One day it happened that the father was going to the fair, and he asked his two stepdaughters what he should bring back for them.

     "Beautiful dresses," said the one.

     "Pearls and jewels," said the other.

     "And you, Cinderella," he said, "what do you want?"

     "Father, break off for me the first twig that brushes against your hat on your way home."

     So he bought beautiful dresses, pearls, and jewels for his two stepdaughters. On his way home, as he was riding through a green thicket, a hazel twig brushed against him and knocked off his hat. Then he broke off the twig and took it with him. Arriving home, he gave his stepdaughters the things that they had asked for, and he gave Cinderella the twig from the hazel bush.

     Cinderella thanked him, went to her mother's grave, and planted the branch on it, and she wept so much that her tears fell upon it and watered it. It grew and became a beautiful tree.
Cinderella went to this tree three times every day, and beneath it she wept and prayed.

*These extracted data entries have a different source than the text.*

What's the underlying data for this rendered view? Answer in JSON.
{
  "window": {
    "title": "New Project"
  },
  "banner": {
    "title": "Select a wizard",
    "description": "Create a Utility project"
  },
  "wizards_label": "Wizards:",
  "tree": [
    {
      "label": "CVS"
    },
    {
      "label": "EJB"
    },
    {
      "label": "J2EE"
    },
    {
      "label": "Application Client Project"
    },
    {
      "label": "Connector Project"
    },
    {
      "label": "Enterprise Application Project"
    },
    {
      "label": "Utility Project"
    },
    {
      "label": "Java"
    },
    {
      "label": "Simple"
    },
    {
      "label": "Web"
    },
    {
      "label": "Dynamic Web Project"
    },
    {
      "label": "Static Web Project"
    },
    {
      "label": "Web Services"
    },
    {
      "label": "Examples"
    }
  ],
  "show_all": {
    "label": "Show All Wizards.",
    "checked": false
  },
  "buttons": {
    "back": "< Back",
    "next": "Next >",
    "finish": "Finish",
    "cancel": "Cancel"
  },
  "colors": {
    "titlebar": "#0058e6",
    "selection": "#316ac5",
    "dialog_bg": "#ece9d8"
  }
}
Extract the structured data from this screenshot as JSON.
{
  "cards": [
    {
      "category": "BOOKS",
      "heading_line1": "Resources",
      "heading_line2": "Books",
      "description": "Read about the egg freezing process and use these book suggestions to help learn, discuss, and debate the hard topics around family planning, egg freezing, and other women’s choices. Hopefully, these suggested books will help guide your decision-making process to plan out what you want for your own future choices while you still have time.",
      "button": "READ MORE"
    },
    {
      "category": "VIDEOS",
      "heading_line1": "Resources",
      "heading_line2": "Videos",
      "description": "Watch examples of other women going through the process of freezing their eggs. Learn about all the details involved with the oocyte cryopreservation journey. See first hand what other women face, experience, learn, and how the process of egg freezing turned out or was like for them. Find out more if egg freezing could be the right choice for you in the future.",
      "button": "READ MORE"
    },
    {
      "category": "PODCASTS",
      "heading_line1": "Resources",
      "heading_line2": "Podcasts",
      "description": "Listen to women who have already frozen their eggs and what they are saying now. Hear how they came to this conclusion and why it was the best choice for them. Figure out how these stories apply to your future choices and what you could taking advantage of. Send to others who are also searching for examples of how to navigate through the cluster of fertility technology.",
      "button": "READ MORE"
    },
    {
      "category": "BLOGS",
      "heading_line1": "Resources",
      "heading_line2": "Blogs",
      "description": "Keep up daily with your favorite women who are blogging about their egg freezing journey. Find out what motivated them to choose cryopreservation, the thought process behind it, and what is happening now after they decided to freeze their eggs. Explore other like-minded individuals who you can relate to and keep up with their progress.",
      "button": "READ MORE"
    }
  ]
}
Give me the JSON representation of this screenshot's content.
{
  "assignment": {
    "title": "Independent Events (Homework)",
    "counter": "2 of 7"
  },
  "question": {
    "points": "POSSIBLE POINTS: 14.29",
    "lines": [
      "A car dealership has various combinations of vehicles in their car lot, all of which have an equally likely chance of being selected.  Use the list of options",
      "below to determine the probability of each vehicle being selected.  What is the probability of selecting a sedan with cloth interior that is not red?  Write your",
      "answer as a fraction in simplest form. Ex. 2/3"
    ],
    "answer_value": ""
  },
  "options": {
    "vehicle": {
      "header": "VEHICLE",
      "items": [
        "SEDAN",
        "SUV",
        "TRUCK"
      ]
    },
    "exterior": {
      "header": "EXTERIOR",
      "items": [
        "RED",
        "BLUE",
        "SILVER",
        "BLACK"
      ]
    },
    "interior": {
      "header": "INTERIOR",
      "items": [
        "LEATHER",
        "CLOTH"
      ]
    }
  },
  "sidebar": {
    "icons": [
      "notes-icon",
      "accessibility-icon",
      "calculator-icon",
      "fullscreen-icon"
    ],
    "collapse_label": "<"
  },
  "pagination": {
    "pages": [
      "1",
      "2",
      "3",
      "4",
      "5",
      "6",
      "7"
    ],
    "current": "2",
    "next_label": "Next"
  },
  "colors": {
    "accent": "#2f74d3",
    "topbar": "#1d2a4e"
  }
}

A white bird came to the tree every time, and whenever she expressed a wish, the bird would throw down to her what she had wished for.

     Now it happened that the king proclaimed a festival that was to last three days. All the beautiful young girls in the land were invited, so that his son could select a bride for himself. When the two stepsisters heard that they too had been invited, they were in high spirits.
They called Cinderella, saying, "Comb our hair for us. Brush our shoes and fasten our buckles. We are going to the festival at the king's castle."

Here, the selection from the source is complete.